There were certain limitations to the present study. Although the anti-gout effects of two celery seed extracts, CSAE and CSOL, were demonstrated in two rodent models, the results did not clearly determine which extract exhibited stronger effects. The contents of CSAE and CSOL were systematically detected; however, which component exhibited the anti-gouty arthritis and anti-hyperuricemia properties remains to be determined. Based on the current data, it is difficult to establish quality standards for CSAE and CSOL. Additionally, although the anti-gout effects of CSAE and CSOL were demonstrated to be related to antioxidation and anti-inflammation, the detailed mechanisms require further systematic investigation.

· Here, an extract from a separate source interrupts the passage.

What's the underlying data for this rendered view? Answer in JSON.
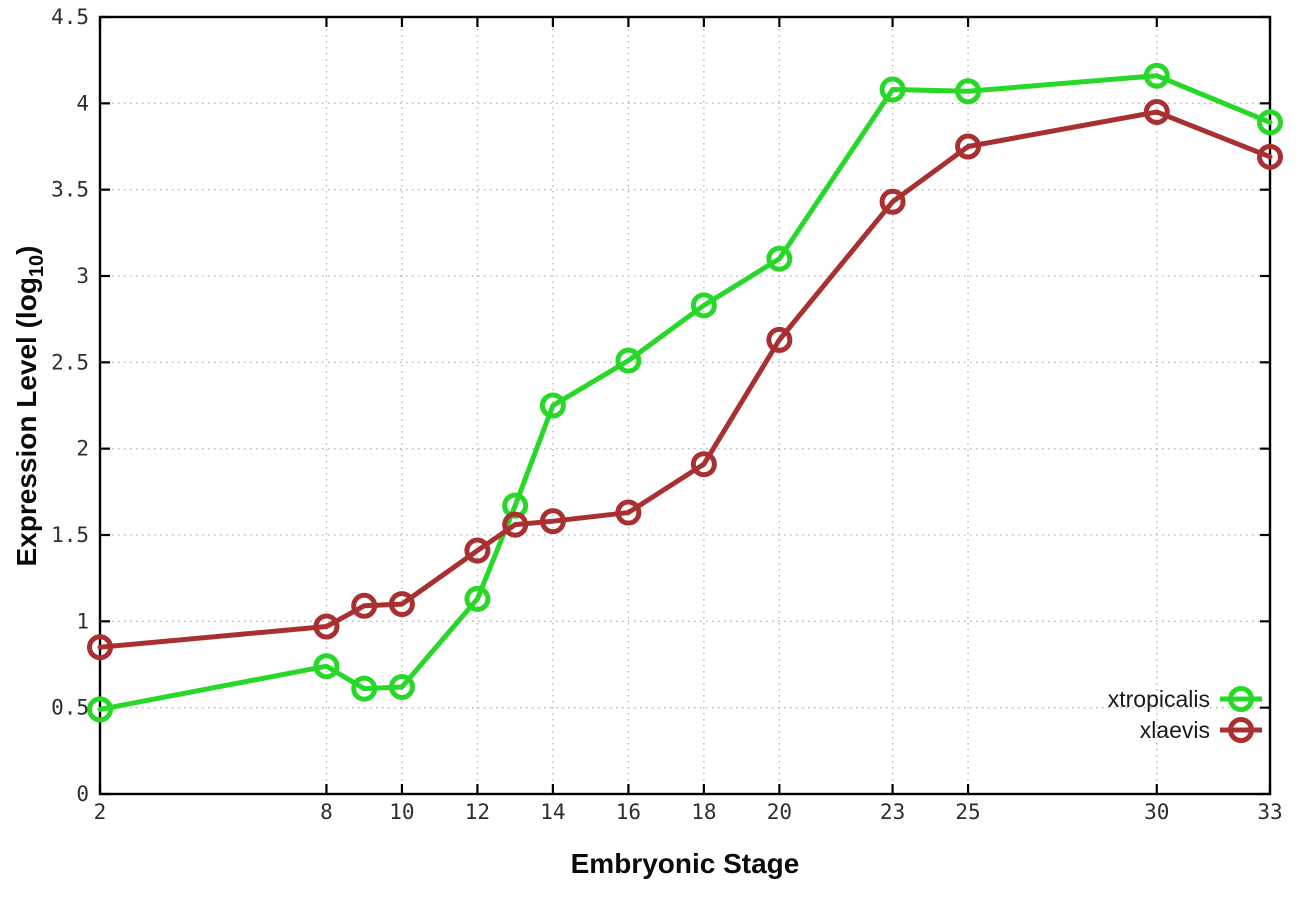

In conclusion, the present study demonstrated that CSAE and CSOL exhibited the effect of suppressing serum UA levels in mice with hyperuricemia and the swelling rates of ankle joints in rats with gouty arthritis, which may be associated with the modulation of XO activity and inflammation response by oxidative stress regulation, providing experimental evidence to support the further evaluation of CSAE and CSOL as agents for gout treatment.

Funding

The present study was supported by The National Key Research and Development Program of China (grant no. 2018YFE0107800), The Special Projects of Cooperation between Jilin University and Jilin Province in China (grant no. SXGJSF2017-1), The ‘13th Five-year’ Science and Technology Project from the Education Department in Jilin Province (grant no. JJKH20190108KJ) and The Tianjin Municipal Science and Technology Commission (grant no. 16JCQNJC09100).

Availability of data and materials

The datasets used and/or analyzed during the current study are available from the corresponding author on reasonable request.

Authors' contributions

DW and NH designed the experiments; SL, LL, HY, XJ and WH performed the experiments; SL, LL and HY processed data; DW, SL and LL wrote the paper; DW and NH revised the paper.

Ethics approval and consent to participate

The experimental animal protocol was approved by the Animal Ethics Committee of Jilin University (Changchun, China; approval no. 20171124).

Patient consent for publication

Not applicable.

Competing interests

The authors declare that they have no competing interests.